Nic Saunders’ short film is a mystic reimagining of a Michael McClure poem, “Rainbows Reflected on Sheer Black,” that is both expressionistic and eclectic, ranging from rugged Western to Technicolor dream/nightmare.

15 minutes. Screens Friday at 8:40 p.m.



Scissu

By Tom Bowilogua and Alex Beier

A bevy of buzzing lights, visceral electronic noise, pulsing heartbeats and a sort of breathy claustrophobia suffuse this unsettling film of sex, guns, violence and depravity. It is a story told in reverse, constantly stepping backward to fill in the gaps, gradually piecing together a plot consisting of desperate people resorting to desperate means in pursuit of cheap thrills, fleeting pleasures and sensual violence. In German with English subtitles.

27 minutes. Screens Saturday at 10:50 p.m.



Escape From Oakland

By Dan K. Harvest

Dan K Harvest’s guerilla-style music video follows a local rapper’s attempt to escape—by car, by bike, by any means necessary—his evil record company’s plan to cast him in a reality show. The clip takes us on a madcap journey through Berkeley and Oakland as the beleaguered hip-hopper tries to buck the corporate hacks and keep it real in the East Bay’s urban jungle. 7 minutes. Screens Saturday at 6:35 p.m.




Berkeley Video and Film Festival

Friday and Saturday, Sept. 25 and 26

Shattuck Cinemas

2230 Shattuck Ave., Berkeley.

Festival passes cost just $13 ($10 for students and seniors).

Festival info: www.berkeleyvideofilmfest.org or (510) 843-3699


East Bay Media Center

www.eastbaymediacenter.com

1939 Addison St., Berkeley

(510) 843-3699

maketv@aol.com

Thursday, September 10, 2009

The Films of William Klein at Pacific Film Archive

American expatriate filmmaker William Klein’s work shows a wide and eclectic range. He started as a photographer before making his way into motion pictures, both fiction and nonfiction.


Pacific Film Archive is presenting a retrospective of his work, “Top Bill: The Films of William Klein,” starting Friday and running through Oct. 11.


Klein is perhaps best known in the mainstream film world for his documentary, Muhammad Ali, the Greatest (1974), which screens Friday night at 6:30 p.m., and for The Little Richard Story (1980), showing Sept. 24.


But most of Klein’s work has been in a more avant-garde vein. His first fiction film, Who Are You, Polly Magoo? (1966), shows Saturday at 8:40 p.m. and follows the seemingly meteoric rise of a young Brooklyn-born model, an average freckle-faced girl who ascends to the top of the European fashion world. Klein had done time in that world as a fashion photographer, and here he turns his camera around to reveal a blistering portrait of a vacuous, image-obsessed culture. Polly is essentially what she has always been, a simple girl, youthful, callow and naive, but through the magic of makeup, wigs and a loving lens she is transformed into a goddess, an icon, a harbinger of a youth movement that she is only dimly aware of and that may not really exist anyway.

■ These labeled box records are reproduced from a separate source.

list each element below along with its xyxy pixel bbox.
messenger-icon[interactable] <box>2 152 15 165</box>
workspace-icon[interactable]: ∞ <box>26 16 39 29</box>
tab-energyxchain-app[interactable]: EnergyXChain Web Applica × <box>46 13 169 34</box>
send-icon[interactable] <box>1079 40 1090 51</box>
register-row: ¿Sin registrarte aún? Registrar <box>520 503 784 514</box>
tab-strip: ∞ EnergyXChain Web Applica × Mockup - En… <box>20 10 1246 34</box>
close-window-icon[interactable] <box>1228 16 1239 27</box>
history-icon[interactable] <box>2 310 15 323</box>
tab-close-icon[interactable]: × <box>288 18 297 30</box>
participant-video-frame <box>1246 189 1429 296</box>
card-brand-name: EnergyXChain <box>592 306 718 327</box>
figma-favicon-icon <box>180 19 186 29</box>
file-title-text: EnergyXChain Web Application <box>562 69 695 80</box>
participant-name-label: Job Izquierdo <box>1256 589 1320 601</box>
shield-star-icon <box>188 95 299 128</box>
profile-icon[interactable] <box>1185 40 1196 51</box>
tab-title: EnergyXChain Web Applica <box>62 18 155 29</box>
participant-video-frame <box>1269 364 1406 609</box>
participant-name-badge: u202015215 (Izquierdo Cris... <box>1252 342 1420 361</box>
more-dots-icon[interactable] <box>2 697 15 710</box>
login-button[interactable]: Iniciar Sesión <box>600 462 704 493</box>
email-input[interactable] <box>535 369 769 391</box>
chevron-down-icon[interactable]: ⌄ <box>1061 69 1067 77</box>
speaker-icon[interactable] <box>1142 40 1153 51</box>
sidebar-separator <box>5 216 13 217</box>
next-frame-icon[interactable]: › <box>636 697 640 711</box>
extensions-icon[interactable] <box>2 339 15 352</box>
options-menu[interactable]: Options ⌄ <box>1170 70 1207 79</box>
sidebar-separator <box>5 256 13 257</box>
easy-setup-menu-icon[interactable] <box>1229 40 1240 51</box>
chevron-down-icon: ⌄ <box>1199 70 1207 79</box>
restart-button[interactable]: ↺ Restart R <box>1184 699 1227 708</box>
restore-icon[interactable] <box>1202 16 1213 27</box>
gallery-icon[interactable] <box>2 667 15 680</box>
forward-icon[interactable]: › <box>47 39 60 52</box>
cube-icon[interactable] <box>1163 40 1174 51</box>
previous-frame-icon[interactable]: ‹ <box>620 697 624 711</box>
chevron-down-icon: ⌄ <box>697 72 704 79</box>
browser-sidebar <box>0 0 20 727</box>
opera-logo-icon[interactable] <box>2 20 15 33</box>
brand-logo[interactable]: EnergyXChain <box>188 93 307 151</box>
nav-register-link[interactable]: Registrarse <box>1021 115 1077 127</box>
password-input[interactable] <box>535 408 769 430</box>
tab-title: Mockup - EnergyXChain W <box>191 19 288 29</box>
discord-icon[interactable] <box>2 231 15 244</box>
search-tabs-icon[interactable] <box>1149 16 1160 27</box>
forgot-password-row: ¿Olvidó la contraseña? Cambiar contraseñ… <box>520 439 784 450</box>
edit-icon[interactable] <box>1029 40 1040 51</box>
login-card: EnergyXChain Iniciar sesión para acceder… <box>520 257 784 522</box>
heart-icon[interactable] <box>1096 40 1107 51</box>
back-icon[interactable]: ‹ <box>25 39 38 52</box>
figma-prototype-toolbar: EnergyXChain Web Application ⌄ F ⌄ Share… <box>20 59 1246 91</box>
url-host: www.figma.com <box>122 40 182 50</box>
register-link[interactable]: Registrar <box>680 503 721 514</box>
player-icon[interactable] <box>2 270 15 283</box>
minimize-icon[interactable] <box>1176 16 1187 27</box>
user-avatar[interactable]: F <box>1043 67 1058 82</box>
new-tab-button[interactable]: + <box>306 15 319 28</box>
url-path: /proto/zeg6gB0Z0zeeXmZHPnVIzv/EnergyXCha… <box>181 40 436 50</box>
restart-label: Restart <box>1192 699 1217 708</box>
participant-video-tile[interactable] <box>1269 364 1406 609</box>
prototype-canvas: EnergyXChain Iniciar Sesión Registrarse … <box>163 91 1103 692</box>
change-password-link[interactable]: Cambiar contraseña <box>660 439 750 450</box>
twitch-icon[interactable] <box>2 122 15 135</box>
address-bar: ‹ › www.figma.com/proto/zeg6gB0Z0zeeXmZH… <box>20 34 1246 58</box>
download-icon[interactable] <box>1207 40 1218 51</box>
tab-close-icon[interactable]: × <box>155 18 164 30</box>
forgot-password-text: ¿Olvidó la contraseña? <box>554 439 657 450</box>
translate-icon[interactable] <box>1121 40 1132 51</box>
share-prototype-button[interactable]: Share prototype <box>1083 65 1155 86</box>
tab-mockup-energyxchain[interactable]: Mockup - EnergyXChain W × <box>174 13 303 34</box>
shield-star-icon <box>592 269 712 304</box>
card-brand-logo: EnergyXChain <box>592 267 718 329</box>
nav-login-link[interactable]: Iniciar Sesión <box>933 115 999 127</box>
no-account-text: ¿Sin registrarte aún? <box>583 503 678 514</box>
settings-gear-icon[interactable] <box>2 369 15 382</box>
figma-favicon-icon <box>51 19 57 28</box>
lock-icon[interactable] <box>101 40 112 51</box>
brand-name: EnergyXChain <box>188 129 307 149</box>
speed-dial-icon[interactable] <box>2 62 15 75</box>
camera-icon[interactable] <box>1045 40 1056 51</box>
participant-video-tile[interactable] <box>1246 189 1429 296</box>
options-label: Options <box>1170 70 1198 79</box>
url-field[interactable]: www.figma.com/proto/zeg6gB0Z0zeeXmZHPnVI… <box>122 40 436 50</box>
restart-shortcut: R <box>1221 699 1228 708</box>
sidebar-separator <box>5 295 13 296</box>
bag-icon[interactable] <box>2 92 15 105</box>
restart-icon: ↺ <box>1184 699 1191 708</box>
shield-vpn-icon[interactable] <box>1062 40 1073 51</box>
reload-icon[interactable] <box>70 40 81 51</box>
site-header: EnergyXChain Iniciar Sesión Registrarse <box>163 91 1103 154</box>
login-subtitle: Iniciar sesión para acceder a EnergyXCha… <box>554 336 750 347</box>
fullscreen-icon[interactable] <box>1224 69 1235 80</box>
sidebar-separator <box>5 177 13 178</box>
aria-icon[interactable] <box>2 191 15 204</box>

Klein captures the phenomenon from all angles, from the media-created cultural movement that Polly is said to represent, to the political ramifications of that cultural shift, and the simpler, more primal level of love and sex and fantasy, as Polly is essentially reduced to a static, seamless sex object, a blank slate of penetrating gazes, parted lips and kinky costumes upon which men can project their seediest desires.


Klein followed with more stinging satires, including Mr. Freedom (1969), showing Sept. 19, and The Model Couple (1977), screening Oct. 10.